Moving eastward, a more radical shopping mall transformation is taking place in Austin, Texas. The 81-acre (33 ha) former Highland Mall had become a “dead whale” in a part of suburban Austin that had been a “desert for investment,” explained Matt Whelan of RedLeaf Properties and Live Oak–Gottesman. Opened in 1971, it was Austin’s first suburban shopping mall, but in the ensuing decades, retail dynamics shifted toward the west.
In 2010, RedLeaf partnered with Austin Community College (ACC) to purchase and redevelop the mall in order to create a compact, mixed-use, walkable district based on new urban principles, Whelan explained. But it was no easy task. Most of the existing space was owned and operated by a partnership of General Growth and Simon Property Group; AIG owned the underlying land; two lawsuits were underway; and investors and retail operators owned some of the property separately. It took six transactions over 2.5 years to “put Humpty Dumpty back together again.”

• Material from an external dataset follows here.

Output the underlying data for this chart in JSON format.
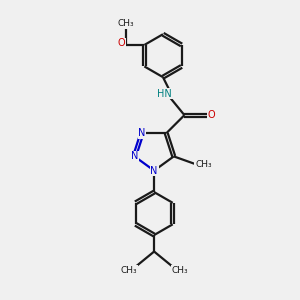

Once that was done, the partnership embarked on an innovative scheme. The community college, with a $300 million–plus budget and a service area the size of New Jersey, wanted educational space but did not need street visibility. ACC’s 1.3 million square feet (121,000 sq m) of space will occupy the entire former mall plus new construction. RedLeaf is transforming massive former parking lots into a mixed-use community with 1,200 homes, 200 hotel rooms, and neighborhood-serving retail.
ACC has completed a master plan for its space focusing on technology and health sciences education, and already has redeveloped the former JCPenney store. The college recently announced plans to bring Rackspace, a San Antonio–based cloud computing firm, into the building formerly occupied by Dillard’s; under its agreement with ACC, Rackspace will offer paid internships to ACC students. RedLeaf plans to break ground on a 300-unit apartment building with ground-floor retail space in 2015.